Wordsworth was attracted to the scene by the juxtaposition (or contradiction) of a chaotic metropolis that seemed to be resting or "asleep."
Despite the absence of most people at such an early hour, Wordsworth "peoples" the city with inanimate things like the light, the river, and the houses.
The poem makes clear that London is not entirely responsible for its beauty in the morning. A number of factors, including the unusual absence of any fog and the way the light strikes the ships and buildings, combine to make a perfect scene. Because the speaker knows that such a combination does not happen very often, he thinks that a person would be foolish just to pass by, assuming there will always be other chances to see such beauty. The speaker believes you have to take advantage of such opportunities when you have them.
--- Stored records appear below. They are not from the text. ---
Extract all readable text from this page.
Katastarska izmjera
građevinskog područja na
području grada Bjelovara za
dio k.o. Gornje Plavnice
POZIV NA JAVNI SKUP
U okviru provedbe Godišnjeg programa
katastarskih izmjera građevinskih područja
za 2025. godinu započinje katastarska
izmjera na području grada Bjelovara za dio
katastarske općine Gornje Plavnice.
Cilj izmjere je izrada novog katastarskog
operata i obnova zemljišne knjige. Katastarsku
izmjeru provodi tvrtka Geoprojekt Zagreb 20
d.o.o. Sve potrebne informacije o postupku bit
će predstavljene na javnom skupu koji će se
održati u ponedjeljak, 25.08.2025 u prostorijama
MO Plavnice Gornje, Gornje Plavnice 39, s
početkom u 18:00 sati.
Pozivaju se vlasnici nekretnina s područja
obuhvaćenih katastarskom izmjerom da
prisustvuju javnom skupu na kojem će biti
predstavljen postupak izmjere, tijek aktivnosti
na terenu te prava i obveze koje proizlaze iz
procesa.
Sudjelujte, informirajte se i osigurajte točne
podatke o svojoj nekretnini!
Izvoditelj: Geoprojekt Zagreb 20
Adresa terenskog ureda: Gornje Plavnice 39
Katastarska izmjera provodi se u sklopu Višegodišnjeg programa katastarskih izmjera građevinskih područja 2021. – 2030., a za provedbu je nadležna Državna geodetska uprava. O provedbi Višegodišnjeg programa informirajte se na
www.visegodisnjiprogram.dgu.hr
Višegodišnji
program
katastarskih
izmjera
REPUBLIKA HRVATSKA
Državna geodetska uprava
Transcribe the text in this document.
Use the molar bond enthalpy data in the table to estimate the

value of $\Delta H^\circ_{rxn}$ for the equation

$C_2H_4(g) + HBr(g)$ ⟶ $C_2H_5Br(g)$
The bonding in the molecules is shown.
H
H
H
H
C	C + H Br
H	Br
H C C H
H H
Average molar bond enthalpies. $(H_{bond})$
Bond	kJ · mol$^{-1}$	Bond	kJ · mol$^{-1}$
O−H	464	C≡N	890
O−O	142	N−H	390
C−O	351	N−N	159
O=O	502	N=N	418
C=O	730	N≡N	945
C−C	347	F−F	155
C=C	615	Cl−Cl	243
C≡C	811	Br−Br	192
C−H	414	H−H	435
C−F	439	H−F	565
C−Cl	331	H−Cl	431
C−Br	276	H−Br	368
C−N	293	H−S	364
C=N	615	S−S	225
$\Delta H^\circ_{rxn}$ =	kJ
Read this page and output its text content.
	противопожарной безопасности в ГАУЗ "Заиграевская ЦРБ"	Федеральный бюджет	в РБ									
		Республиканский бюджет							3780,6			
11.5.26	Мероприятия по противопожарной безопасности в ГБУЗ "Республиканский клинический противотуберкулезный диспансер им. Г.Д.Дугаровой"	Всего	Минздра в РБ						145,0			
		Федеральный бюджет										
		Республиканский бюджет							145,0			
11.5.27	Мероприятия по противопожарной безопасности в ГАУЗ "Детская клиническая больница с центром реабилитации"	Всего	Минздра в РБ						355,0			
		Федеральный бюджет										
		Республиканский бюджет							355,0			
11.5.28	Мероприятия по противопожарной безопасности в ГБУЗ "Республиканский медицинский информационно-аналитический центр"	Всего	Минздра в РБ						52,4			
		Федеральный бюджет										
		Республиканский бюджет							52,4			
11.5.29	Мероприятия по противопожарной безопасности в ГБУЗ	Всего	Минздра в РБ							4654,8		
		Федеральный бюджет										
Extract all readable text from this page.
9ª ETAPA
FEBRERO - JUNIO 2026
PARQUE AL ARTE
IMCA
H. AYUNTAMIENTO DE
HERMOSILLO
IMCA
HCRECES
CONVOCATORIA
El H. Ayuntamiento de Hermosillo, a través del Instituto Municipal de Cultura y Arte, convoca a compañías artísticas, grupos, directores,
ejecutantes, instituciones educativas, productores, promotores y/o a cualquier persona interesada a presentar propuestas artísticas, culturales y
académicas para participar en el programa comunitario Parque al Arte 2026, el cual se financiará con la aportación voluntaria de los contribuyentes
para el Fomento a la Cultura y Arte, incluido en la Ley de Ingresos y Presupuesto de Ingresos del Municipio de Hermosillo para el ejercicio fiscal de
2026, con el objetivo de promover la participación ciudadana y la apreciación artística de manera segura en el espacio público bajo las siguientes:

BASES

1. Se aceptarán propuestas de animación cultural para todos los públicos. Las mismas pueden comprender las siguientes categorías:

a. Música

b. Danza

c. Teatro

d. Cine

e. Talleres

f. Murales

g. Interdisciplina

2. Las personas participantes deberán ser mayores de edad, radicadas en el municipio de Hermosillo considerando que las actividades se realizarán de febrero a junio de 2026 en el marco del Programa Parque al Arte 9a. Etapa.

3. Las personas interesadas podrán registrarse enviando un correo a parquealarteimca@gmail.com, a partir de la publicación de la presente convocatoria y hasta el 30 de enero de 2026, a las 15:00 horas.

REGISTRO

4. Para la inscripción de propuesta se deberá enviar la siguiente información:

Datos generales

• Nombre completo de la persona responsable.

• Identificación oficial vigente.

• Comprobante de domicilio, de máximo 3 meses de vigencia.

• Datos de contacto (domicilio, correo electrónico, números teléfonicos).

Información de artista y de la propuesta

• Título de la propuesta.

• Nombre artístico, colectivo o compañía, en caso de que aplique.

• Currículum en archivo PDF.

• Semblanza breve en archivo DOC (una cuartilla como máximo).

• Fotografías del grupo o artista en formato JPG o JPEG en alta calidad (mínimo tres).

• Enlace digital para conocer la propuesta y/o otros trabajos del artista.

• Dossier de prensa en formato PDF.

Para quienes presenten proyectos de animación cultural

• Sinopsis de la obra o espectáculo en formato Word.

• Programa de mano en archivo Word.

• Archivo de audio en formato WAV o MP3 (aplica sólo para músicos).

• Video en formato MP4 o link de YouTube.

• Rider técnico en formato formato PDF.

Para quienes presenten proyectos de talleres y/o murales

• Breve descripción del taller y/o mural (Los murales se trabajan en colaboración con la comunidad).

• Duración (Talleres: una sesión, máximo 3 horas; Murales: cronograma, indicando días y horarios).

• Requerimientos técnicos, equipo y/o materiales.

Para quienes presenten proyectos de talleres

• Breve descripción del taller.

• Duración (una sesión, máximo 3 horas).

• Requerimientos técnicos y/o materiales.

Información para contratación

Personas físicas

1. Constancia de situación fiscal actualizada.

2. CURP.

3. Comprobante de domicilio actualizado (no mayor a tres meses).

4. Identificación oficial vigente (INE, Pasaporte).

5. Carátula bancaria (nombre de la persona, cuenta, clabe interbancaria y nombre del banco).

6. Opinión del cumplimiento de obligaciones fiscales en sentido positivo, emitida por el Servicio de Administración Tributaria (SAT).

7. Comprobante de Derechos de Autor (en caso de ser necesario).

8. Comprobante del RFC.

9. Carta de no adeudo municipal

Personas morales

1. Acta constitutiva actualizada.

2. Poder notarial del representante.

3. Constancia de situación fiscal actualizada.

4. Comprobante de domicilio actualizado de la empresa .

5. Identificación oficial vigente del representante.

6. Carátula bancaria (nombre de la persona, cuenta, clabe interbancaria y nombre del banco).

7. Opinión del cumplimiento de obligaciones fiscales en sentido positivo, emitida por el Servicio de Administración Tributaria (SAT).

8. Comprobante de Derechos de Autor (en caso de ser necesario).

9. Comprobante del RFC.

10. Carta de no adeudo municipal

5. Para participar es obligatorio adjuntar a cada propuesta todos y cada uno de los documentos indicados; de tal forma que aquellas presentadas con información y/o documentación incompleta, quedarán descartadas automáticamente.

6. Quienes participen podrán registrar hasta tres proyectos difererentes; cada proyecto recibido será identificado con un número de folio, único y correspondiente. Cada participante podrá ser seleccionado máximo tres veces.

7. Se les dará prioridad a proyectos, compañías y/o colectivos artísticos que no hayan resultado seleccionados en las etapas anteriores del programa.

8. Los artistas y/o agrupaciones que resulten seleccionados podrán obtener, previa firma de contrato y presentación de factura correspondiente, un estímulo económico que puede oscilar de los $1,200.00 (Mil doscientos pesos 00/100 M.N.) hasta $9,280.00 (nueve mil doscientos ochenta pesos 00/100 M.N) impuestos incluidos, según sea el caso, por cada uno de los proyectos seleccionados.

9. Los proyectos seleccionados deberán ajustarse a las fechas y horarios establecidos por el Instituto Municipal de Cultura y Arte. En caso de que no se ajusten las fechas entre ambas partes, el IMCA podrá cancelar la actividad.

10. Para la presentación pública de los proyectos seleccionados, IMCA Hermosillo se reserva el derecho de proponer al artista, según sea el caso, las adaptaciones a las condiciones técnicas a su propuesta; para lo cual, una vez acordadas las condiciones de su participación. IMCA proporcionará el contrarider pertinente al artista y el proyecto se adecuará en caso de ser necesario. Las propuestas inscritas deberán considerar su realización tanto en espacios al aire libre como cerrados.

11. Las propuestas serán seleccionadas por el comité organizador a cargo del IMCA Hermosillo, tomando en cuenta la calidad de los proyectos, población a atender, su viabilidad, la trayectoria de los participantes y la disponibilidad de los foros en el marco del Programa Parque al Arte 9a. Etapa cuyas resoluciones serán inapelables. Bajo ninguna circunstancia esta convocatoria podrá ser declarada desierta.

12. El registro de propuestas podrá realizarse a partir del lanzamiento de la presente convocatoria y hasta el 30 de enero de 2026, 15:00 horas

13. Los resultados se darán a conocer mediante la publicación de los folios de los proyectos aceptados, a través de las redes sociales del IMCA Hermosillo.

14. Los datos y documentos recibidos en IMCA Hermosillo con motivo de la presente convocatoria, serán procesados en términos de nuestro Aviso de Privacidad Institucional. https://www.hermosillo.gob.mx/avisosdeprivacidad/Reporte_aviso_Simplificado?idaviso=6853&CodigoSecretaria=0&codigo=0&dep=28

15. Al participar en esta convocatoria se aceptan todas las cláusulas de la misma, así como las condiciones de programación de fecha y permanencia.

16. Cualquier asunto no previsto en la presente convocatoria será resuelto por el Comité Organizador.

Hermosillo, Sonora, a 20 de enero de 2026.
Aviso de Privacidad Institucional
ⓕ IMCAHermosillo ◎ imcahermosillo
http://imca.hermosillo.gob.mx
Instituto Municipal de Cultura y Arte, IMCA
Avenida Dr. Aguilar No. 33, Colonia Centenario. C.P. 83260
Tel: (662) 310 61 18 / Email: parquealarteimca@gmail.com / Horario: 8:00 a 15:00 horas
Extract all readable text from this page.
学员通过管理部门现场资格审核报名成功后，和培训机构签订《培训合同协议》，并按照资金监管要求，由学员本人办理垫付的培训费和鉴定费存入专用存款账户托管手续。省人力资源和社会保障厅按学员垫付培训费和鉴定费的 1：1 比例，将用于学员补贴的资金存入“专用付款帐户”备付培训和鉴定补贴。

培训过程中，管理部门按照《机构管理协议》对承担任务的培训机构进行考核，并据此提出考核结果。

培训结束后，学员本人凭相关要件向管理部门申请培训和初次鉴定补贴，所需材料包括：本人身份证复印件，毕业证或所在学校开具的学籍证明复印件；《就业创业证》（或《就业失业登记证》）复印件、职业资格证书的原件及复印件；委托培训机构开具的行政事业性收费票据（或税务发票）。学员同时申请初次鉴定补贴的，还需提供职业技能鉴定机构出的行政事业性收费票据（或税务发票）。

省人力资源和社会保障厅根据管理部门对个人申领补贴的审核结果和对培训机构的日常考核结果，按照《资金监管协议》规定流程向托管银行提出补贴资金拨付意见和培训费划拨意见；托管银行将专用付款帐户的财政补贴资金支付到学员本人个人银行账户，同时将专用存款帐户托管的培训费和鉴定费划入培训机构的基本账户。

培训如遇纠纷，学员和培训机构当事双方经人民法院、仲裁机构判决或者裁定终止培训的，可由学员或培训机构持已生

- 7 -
The poem expresses the speaker's desire to stop time, to prevent the city from ever "waking up."
The image of a beautiful garment implies that the city is like a blank canvas that nature adorns, rather than something possessing beauty on its own.
Wordsworth is the quintessential nature poet. In this poem, London seems like a part of nature rather than a separate sphere of existence. Contrast Wordsworth's attitude with the attitude of William Blake in his poem "London," from the Songs of Experience, in which the city teems with unnatural political and social problems. "Composed Upon Westminster Bridge" takes the view that the city can be surprisingly restful, and the speaker goes so far as to compare it favorably with the solitude of nature.
Wordsworth's use of personification attempts to paint the beauty of nature as an achievement of human culture.
The poem tells us very little about how Wordsworth feels about everyday city life. He abstracts the buildings and landmarks of London from their inhabitants.
City, 1. Countryside, 0. The city wins! OK, so if you took the whole of Wordsworth's poetic works, the score would probably run more like: City, 6. Countryside, 250. Few writers, past or present, have expressed their love for rural life quite so much as Wordsworth. Maybe that's why it's somewhat surprising to hear him say that he never felt so calm as he did when standing on London's Westminster Bridge. He seems surprised himself. Maybe the answer to this riddle is that Wordsworth integrated the city into his general vision of the countryside, breaking down the barrier between the two. But we still think he would have been very unhappy if he had been forced to move to London permanently.
The city's freshness is more beautiful than the freshness of the countryside because it runs counter to expectation. The element of surprise accounts for the speaker's enthusiasm.